Today we got up and walked again for several miles. We then attended another lecture on the Panama Canal, this time, taking us on a virtual tour of what we will see on Friday. Here are some interesting notes that we haven’t covered before:
The Gatun locks are the ones on the Caribbean side. There are three of them, one right after another, which together lift you 85 feet. Each lock is a concrete box that is 1000 ft long and 110 ft wide. Our ship is about 780 ft long and 104 ft wide, so it will barely fit. Since the manmade Lake Gatun is at the top of the 85 feet, they use an extensive set of pipes and gravity to flood each stage of the locks. There are no pumps involved. The gates that close on each end each weigh about 700 tons, are hollow, but because they only open and close when the water is equalized, they can be operated by two 25 watt electric motors. There are a number of electric locomotives that run along each side of the locks (there are two lanes of locks and they are building another lane that will allow wider and longer ships – scheduled to open on the 100 year anniversary of the completion of the canal in 2014). The trains do not pull the ships along, they merely work to keep the ships from running into the sides. The ships use their own engines to power through the locks. Wind is one of the most difficult parts of using the locks since they can blow a ship into the sides. There are container ships that use up every foot available of the 1000 x 110. Finally a pilot joins up with the ship and he is in control of the ship during the transit. This is the only place in the world where the pilot actually takes command of the ship rather than the Captain. There are about 200 pilots and they get paid big bucks, the most senior receiving upwards of 200K per year.

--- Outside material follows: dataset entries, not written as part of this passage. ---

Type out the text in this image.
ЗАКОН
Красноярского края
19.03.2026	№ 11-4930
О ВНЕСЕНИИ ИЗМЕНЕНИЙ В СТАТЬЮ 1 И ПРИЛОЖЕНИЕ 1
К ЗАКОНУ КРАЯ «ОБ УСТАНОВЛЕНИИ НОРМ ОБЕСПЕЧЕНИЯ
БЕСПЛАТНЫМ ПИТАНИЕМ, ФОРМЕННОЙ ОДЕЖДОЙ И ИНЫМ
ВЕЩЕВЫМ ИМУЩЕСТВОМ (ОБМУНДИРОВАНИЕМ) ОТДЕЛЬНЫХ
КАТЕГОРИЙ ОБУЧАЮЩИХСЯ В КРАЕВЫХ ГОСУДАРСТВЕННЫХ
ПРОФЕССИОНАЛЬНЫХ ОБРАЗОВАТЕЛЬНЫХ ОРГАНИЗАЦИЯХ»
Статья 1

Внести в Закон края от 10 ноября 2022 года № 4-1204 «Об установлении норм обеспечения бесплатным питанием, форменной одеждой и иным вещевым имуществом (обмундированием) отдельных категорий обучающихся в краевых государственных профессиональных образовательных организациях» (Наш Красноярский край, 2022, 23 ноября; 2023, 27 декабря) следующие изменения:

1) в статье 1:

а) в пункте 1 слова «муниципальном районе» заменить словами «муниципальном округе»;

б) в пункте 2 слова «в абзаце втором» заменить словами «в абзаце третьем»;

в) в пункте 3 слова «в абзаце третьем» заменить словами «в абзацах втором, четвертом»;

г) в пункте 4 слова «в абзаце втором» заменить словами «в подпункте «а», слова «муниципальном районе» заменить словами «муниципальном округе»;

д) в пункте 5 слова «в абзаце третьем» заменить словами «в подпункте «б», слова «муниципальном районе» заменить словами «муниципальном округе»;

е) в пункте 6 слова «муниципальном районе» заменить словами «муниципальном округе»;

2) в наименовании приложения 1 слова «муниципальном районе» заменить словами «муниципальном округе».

After the talk, we went to trivia. We did better (11 out of 15), but got second place behind another team that got 12. We changed one answer right at the end and should have left it as it was correct. Oh well, better luck next time.
After that, we went to lunch in the Lido Café where they were having a Latin American Buffet, with all kinds of foods from all over Central and South America. It was great to sample so many different kinds of foods. After that, we went to a lecture by one of the editors of Popular Mechanics magazine. He talked about the future of the automobile. Bob felt that there was nothing new in there that he didn’t know, but Julie picked up several tidbits that she didn’t know.
In the evening, we attended a pre-dinner concert by Pianist Rustem Hayroudinoff, who was born in Russia, trained at the Moscow Conservatory and then received postgraduate training at the Royal Academy of Music in London where he now lives. That was followed (naturally since this was a pre-dinner concert) by dinner. We both had Steak Diane which was marvelous. It reminded us of the steak that we had at a little restaurant in Paris several years back. It was interesting because each night, the restaurant had only one entrée, the night we went it was steak frites and wine. After dinner, we attended a vocal concert by Paul Baker who has starred for years in many musicals in London’s West End. He had a great, powerful voice.